SUVs clog the roads and the air

Americans like big things. Whether you look at our obesity rate or the amount of food in a McDonald’s super-sized meal, it is obvious that we just won’t settle for anything less than the best and the biggest. It is part of our identity, it is our rallying cry in times of distress, it is what makes us better than our enemies. Look at our history: we couldn’t be satisfied by the vast tract of land acquired in the Louisiana Purchase, and so we pushed westward in covered wagons, planted ourselves in some Native American tribe’s back yard, and methodically decimated their population. But we weren’t satisfied with that, and so we built the longest stretch of train tracks in the world, from one coast to the other. But still our insatiable thirst for grandeur could not be quenched so we built skyscrapers hundreds of stories high and cities that put ancient Rome to shame. And now in 2002 as we are running out of things to make bigger, Americans have poured their super-sizing energies into two things that apparently can’t get big enough: sports utility vehicles and the hole in the ozone layer.
Yes, as Ford and Chevy relentlessly compete to see which company can make a truck that most closely resembles the Death Star in the opening sequence of “Star Wars,” some environmentalists are urging them to put the proverbial brakes on their operations. Now to fairly represent both sides, there are probably some people thinking that a little global warming never hurt anyone and that we should just leave those poor, monolithic, soulless corporations alone. But the facts are quite alarming.

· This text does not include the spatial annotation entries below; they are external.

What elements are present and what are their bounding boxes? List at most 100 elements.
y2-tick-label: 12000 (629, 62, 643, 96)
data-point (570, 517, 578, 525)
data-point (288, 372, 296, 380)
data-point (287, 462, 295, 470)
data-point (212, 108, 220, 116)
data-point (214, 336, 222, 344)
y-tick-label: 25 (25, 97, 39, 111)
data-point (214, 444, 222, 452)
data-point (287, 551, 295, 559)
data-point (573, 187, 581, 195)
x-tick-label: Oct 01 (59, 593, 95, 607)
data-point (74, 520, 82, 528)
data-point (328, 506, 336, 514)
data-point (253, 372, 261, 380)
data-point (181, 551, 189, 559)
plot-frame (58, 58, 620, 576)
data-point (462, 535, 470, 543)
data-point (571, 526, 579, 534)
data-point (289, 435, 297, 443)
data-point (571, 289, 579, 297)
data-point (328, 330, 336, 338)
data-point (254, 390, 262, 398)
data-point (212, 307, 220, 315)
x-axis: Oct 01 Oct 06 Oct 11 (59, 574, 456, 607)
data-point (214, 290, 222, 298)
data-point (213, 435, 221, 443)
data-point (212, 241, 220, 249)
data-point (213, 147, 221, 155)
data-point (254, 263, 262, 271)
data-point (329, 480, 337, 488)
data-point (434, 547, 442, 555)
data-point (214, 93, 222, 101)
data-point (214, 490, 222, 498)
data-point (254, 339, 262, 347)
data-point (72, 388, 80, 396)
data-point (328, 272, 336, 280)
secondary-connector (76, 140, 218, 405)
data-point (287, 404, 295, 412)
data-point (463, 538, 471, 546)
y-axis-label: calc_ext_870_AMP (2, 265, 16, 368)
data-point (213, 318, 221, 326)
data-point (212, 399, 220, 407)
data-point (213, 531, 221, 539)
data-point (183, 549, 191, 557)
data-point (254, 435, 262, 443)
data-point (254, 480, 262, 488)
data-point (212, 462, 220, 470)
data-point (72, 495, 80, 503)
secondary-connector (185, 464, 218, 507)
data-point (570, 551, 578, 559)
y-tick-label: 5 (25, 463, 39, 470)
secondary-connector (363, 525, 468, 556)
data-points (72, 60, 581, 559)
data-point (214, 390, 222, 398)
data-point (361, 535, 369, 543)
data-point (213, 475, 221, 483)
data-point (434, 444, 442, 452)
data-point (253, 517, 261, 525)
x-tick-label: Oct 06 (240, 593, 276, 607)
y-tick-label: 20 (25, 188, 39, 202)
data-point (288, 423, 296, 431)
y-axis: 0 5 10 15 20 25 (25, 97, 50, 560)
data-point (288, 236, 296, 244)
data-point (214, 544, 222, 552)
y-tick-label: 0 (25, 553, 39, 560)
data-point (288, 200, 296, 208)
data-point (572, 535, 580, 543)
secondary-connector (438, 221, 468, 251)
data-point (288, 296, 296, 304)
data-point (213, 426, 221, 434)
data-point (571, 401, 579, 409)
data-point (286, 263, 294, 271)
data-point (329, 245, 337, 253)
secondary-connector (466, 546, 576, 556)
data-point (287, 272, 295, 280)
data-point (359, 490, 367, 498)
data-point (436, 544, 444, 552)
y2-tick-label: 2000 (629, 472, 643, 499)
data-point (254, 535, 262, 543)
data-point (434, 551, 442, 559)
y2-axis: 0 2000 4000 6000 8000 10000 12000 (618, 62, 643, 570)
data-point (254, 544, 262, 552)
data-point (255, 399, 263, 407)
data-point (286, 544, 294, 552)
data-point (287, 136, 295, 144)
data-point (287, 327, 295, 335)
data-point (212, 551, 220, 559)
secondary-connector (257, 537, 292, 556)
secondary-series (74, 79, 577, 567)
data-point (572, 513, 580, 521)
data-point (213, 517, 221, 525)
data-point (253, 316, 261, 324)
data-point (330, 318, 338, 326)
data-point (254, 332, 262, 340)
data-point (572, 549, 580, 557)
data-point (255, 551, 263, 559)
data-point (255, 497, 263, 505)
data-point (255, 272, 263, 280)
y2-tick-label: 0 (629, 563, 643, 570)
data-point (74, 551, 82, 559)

Recently in Maryland, the District of Columbia, and Virginia, a plan has been put in the works to deal with the massive increase in air pollution. Although diesel trucks and power plants are partially to blame, authorities are focusing especially on SUVs as a major factor in that increase. SUVs are not held to the same standards as passenger cars in terms of emissions, and the results are turning out to be disastrous. If the crippling dependence on foreign oil isn’t bad enough, the proliferation of SUVs on the road has caused problems that are far more serious than initial reports suggested. The original plan in these areas was to eliminate an expected three tons per day of excess emissions, however, in light of recent studies that number has jumped to 47 tons per day of excess emissions.
Of course, SUVs could easily be made more efficient. Simple changes in manufacturing would take care of at least part of the problem. However, those changes will cost money and the auto industry, like just about every other industry, would rather increase profits while flushing humanity down the toilet, than spend an extra buck to ensure our safety. It seems the only way to make them change is through our government.
Once you have stopped laughing at that proposition, consider the sobering reality that in order for the auto industry to clean up its act, we must rely on action from a government that has rolled around on adulterous, soft-money-stained sheets with big business for decades. Indeed, we must rely on a government that is literally pimped by big business, and we must ask that government to turn around and try to restrict the very force that has nearly complete power over it.
In all fairness, the Bush administration is considering an increase in the Corporate Average Fuel Economy standards by 2007, something that would hurt SUV manufacturers, but help to alleviate environmental degradation and lessen our dependence on oil. But it’ really up to us to refuse to purchase automobiles that are designed to pollute and guzzle gasoline fast enough to keep a man like Hussein in power for a million years. Maybe the citizens of America have to step in once again and remind the government that we run this country, not Ford or Chevrolet.